Any time sheep are mentioned in the Bible people sometimes go a little soft in the head, inflicting a nursery-rhyme cuteness on stories and images that often have a political, subversive edge. This Sunday’s passage from John’s gospel should give us pause if we are tempted toward such silliness. The text is cryptic, even a little caustic, and it’s not at all about sheep, but about deceivers who pull the wool over the eyes of the unsuspecting.
Jesus is talking about authority and rival claims of leadership. He warns his hearers about those who would lead people astray, and his name-calling is direct: “thieves” and “brigands,” he labels such posers. Jesus is probably referring to certain leaders with whom he regularly clashed, but the point shouldn’t be lost on us: We can confuse our call to be loyal to Christ alone with appeals to loyalty by other seductive voices, other persuasive powers who play on our ignorance or our fear.
But when we heed the Shepherd’s voice we return, as the writer of 1 Peter says, to “the guardian of our souls.” We are home. Home. And what is home like? Well, home is where God sets a feast for us: “Thou hast prepared a table for me,” the Psalmist declares. God, the homemaker, puts out a spread. But not for us only, because this table is prepared for us “in the presence of our enemies.”
And we protest: couldn’t we just have a nice family meal where we eat with people like us, with people we like?
Last Sunday in Duke Chapel, Sam Wells preached a sermon on the Emmaus text from Luke called “Food is Politics.” In it he raised this question: “Who am I eating with?”
“ Food,” Dean Wells says, “is both need and pleasure… Food is best eaten in the company of those in need and those who give you pleasure… Those in need become friends, rather than just objects of benefaction, when you eat with them… And when those in need and those you love come together in such a way that they get all tangled up around the meal table, we call it the kingdom of God.”
Also last Sunday my husband, a pastor, took a chicken dinner to a hungry family living in a cheap motel. They had called the church office early that morning asking for help. After worship he shared a simple meal with these strangers in need. As he was leaving, the 20 year-old son pulled him aside and asked him if he would preach his mother’s funeral if she died soon. Taken aback by the question (Jim had detected no illness or infirmity in the woman) he assured him that he would, but encouraged him not to think on such things right now.

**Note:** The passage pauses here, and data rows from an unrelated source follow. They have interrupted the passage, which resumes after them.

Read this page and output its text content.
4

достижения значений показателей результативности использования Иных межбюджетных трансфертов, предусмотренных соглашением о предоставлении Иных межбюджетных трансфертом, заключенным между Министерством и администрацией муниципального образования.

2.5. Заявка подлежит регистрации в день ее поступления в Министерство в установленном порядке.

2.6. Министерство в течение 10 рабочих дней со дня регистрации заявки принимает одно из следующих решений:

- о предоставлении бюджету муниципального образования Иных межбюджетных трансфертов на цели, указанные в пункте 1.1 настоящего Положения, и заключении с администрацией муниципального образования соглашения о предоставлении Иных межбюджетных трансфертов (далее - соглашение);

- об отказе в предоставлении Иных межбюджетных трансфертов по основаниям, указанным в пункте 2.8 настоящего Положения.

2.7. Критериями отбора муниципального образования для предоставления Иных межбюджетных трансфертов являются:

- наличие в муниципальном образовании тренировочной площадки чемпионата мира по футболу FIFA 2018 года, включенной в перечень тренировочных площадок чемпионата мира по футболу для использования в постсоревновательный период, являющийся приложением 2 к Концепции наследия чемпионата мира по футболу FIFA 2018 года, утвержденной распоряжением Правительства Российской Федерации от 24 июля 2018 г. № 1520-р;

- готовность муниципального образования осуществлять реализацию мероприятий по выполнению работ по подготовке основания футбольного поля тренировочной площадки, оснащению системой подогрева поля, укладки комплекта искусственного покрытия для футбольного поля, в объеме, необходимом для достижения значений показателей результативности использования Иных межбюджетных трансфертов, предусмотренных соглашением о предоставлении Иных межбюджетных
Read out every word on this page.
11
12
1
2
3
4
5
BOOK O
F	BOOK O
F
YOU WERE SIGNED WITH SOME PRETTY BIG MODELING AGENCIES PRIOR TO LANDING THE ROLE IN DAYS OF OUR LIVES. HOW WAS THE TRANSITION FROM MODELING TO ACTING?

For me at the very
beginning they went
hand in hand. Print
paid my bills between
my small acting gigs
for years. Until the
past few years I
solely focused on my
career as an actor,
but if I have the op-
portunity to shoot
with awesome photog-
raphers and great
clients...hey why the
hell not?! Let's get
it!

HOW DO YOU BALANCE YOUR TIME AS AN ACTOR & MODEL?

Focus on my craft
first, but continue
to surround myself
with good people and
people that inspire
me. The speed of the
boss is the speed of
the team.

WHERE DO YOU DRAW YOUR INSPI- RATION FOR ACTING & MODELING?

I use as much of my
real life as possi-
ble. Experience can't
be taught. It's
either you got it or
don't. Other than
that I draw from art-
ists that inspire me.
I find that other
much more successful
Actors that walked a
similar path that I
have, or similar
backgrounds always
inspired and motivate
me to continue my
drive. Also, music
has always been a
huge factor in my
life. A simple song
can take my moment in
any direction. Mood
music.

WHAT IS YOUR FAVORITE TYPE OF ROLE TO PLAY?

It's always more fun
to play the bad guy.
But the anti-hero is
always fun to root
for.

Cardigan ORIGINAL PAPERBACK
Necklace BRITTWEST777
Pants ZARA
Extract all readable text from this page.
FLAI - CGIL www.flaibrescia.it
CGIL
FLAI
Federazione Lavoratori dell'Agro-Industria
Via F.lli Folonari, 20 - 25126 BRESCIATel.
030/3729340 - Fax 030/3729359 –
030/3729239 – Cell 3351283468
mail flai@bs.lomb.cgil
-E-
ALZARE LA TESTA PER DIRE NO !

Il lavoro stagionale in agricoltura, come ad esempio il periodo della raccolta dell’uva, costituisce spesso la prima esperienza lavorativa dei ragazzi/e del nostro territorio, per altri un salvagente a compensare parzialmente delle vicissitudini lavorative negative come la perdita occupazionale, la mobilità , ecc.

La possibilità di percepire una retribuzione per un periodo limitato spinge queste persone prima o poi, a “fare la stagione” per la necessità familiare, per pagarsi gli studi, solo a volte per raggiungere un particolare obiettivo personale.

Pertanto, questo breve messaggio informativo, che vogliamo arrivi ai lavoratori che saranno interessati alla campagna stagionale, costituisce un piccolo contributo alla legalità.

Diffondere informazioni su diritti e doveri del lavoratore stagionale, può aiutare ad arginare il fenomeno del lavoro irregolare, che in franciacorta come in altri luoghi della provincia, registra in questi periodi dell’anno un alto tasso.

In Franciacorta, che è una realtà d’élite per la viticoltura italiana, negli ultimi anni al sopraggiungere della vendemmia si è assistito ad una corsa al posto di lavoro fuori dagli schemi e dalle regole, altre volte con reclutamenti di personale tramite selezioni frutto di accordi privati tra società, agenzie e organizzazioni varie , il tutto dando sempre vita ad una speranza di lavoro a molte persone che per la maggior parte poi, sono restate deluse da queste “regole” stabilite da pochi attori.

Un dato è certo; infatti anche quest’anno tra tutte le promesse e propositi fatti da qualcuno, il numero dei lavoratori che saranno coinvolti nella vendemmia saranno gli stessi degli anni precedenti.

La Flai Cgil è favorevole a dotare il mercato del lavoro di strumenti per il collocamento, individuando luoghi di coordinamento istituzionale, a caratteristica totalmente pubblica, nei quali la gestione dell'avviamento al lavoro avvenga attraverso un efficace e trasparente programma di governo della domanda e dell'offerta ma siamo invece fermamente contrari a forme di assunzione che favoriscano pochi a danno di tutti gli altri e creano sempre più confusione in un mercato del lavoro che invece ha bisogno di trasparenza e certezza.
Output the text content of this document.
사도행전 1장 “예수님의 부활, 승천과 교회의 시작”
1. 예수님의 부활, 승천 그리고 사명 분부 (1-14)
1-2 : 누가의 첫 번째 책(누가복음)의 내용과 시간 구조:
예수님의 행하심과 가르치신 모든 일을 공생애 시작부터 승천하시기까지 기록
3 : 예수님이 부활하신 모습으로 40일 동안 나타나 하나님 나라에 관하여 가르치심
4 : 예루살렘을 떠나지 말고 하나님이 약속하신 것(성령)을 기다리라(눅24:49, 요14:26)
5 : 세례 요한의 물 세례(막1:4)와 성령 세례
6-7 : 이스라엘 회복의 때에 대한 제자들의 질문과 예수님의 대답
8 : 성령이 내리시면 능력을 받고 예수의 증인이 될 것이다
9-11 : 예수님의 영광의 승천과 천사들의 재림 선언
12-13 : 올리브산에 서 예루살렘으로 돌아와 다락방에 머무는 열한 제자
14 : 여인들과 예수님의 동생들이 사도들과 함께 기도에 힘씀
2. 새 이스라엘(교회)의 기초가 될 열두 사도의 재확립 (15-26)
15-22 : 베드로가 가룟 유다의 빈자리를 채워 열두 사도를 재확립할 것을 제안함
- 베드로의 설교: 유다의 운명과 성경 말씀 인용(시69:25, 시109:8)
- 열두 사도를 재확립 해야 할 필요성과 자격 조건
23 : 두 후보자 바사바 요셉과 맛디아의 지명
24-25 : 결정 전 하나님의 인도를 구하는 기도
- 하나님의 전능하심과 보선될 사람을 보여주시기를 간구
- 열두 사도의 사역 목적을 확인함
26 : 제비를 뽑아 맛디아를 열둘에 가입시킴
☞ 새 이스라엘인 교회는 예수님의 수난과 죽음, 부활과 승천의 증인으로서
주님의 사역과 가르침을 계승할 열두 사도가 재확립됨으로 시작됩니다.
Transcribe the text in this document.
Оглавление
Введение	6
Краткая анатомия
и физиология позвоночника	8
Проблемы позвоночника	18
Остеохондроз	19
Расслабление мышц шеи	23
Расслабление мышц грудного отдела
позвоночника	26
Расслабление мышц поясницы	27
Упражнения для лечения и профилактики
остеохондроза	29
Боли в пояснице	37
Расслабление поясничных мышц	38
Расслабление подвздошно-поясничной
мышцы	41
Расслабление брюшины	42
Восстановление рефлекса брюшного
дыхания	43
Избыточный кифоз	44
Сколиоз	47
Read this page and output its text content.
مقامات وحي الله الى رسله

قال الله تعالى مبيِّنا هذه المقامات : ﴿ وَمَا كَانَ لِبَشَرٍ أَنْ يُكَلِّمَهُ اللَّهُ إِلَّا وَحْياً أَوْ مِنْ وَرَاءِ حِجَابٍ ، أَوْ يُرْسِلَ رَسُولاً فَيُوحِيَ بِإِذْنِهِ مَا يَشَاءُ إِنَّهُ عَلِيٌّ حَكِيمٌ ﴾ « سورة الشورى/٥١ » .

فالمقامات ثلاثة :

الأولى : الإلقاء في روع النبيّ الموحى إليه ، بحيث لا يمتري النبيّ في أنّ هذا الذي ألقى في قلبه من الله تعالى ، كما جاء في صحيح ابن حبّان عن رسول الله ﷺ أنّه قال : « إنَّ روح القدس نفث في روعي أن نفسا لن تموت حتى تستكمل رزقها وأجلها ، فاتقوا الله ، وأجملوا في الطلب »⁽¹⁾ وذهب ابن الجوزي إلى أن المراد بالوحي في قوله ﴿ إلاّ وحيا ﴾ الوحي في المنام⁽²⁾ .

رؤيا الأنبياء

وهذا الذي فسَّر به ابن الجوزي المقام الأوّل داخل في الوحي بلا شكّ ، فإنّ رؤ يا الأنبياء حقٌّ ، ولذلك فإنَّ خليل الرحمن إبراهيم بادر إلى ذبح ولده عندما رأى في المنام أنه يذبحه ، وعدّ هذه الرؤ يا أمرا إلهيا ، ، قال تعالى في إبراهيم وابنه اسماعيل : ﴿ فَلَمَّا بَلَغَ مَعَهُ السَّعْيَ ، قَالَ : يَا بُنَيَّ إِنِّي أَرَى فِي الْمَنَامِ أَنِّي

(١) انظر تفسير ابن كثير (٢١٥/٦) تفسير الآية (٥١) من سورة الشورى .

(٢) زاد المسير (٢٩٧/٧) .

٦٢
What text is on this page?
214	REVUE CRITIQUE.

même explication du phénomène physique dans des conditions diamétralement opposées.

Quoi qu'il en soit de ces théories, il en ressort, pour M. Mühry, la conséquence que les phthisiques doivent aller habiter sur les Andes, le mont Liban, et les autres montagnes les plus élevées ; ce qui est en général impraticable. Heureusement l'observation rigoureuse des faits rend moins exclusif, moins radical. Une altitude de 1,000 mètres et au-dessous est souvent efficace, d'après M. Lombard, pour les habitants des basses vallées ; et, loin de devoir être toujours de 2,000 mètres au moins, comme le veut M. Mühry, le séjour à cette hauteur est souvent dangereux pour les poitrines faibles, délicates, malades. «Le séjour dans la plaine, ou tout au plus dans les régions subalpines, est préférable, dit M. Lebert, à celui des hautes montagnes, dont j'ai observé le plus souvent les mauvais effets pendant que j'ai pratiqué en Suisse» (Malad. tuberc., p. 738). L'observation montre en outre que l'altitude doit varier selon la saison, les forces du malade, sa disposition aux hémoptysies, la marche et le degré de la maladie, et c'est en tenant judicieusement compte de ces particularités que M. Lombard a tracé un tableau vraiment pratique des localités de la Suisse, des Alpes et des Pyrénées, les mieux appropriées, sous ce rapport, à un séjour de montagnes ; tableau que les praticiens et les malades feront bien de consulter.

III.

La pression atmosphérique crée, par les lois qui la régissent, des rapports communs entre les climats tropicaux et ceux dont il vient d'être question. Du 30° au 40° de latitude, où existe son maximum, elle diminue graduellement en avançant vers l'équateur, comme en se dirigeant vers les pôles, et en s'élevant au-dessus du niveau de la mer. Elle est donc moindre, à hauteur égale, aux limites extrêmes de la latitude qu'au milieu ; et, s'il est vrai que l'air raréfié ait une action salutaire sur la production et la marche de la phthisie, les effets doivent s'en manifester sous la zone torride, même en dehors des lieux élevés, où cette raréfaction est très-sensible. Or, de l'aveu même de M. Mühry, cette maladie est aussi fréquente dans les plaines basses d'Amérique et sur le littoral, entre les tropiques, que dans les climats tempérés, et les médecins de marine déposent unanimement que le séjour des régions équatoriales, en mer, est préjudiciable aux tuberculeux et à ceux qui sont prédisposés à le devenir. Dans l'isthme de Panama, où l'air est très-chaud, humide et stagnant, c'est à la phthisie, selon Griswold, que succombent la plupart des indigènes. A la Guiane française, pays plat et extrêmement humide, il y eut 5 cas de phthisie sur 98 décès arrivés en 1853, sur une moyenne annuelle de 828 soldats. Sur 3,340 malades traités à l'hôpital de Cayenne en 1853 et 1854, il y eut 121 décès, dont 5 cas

The boy, with a matter-of-factness that belied the crushing burdens of his young life, revealed that his mother had recently tried to commit suicide.
Who are we eating with?
In the passage from John, Jesus says that he came that we may have life, and have it abundantly. We like the sound of that, of course, but we forget sometimes that abundant life doesn’t mean “easy life.” God’s abundance—green pastures, still waters, a table prepared, a cup overflowing—is a life where we share the suffering of others and where we “do right and suffer for it,” as 1 Peter says. It seems odd, perhaps, to say that suffering and abundance go together, but what it must mean is that only when we risk the kind of community that goes way down deep into the heart of human pain and fear—where enemies are real, where false shepherds lurk, where suicidal mothers despair—only then do we meet the one whose wounds heal us (1 Peter 2:24), the one who is the abundance he promises.
When we read in Acts 2 that the early Christians “ate their food with glad and generous hearts,” we note that only after they had opened their eyes to the need around them and dispossessed themselves of everything, that such conviviality, such wholeness of life, was possible. “To be healed,” Wendell Berry says, “we must come with all the other creatures to the feast of Creation.”
Noting that some translations of the John text use the word “door” for “gate,” Peter Marty relates this story about Dietrich Bonhoeffer: “Bonhoeffer once noted the advantage of celebrating Easter from a prison cell. You become entirely aware, he reasoned, that the door is the only way out. More than that: The door of a cell can be opened only from the outside. When Jesus speaks of saving those who pass through the door, he has rescue in mind. Those who find that door are saved not only from the phony shepherds on the outside aggressively seeking their soul; they’re also saved from a potentially much worse enemy on the inside—themselves.”
May God save us from ourselves, from our ignorance and fear of the stranger that keeps us huddled and lonely at our own tables of plenty. May we know that the abundant life God has in store for us is a life shared with those in need—the needy who become our friends, not objects of our pity and benevolence. And may we know that to heed the Shepherd’s voice and pass through the gate of rescue is to make our way home, where we together with all those in need and all those we love will dwell in the house of the Lord forever.